1.1 Founded in 1866, the Howard League is the oldest penal reform charity in the world. We have some 12,000 members, including lawyers, politicians, business leaders, practitioners, prisoners and their families and top academics. The Howard League has consultative status with both the United Nations and the Council of Europe. It is an independent charity and accepts no grant funding from the UK government. The Howard League works for less crime, safer communities and fewer people in prison. We aim to achieve these objectives through conducting and commissioning research and investigations aimed at revealing underlying problems and discovering new solutions to issues of public concern. The Howard League’s objectives and principles underlie and inform the charity’s work.


1.2 Since 2002 the Howard League has provided the only legal service dedicated to representing children and young people in custody. Our legal work began with a landmark case in 2002, brought by the charity in its own name, to successfully challenge the assumption that the protections of the Children Act 1989 did not apply to children in prison.


1.3 The Howard League for Penal Reform and Centre for Mental Health conducted a programme of work on preventing prison suicides. We looked at the impact of prisons on mental wellbeing and made recommendations for change. Frances Crook, CEO of the Howard League is a member of the ministerial board on deaths in custody.


1.4 Our submission, drawing on our lawyers’ experiences and our policy work, focuses on the impact of the prison environment on the physical, mental and social wellbeing of prisoners and prison staff. It addresses the final point of the inquiry; namely the current barriers to improving the health outcomes for prisoners in Wales.


2. Prisons are a public health issue

2.1 As a devolved responsibility, prison healthcare provides a special opportunity for the Welsh government to reduce health inequalities and improve the health and wellbeing of prisoners who face the greatest challenges to their health.

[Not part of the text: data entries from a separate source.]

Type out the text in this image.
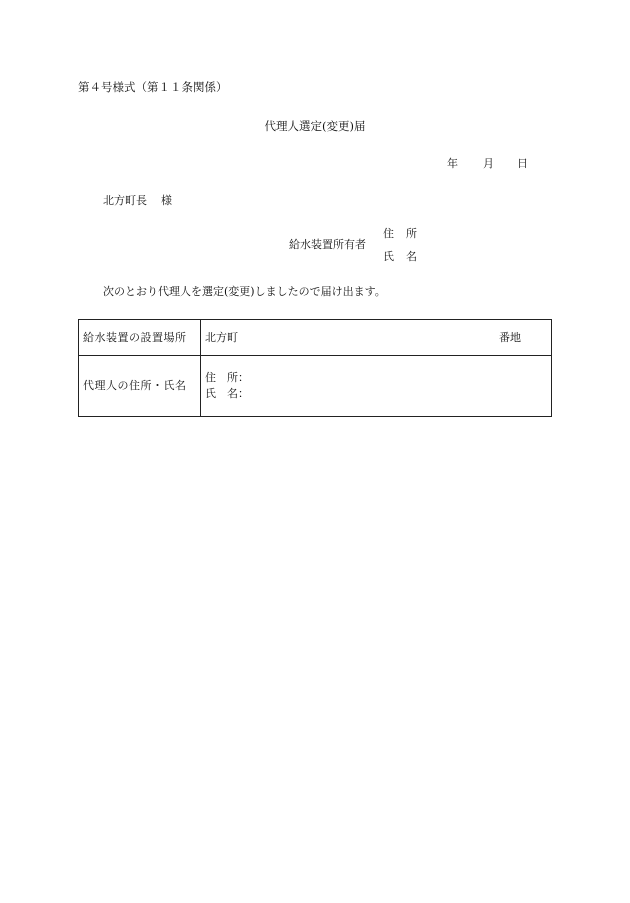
第４号様式（第１１条関係）
代理人選定(変更)届
年 月 日
北方町長 様
給水装置所有者
住 所
氏 名
次のとおり代理人を選定(変更)しましたので届け出ます。
給水装置の設置場所	北方町 番地

代理人の住所・氏名	住　所：
氏　名：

2.2 Prisons are an urgent public health issue. Prisons in England and Wales are currently in a state of crisis that is deleterious to the health and wellbeing of prisoners and staff. The Howard League and Centre for Mental Health (2016) found prisons were having a detrimental impact on the physical, mental, intellectual, moral and social wellbeing of prisoners and staff. Overcrowding, staff shortages, high levels of violence, poorly maintained buildings and infestations in prisons are damaging to health and wellbeing.


2.3 The high rates of violence, self-injury and suicide in prisons are an urgent public health issue which needs addressing. In evidence to the UN Committee Against Torture, the Howard League reported there were 49,565 incidents of self-injury in prisons in the 12 months to the end of June 2018 at a rate of one every ten and a half minutes. (Howard League, 2019). The Chief inspector of Prisons stated in his annual report (HMIP, 2018),


‘The increase in levels of violence that we have seen in recent years continued and self-harm and assaults reached new highs.’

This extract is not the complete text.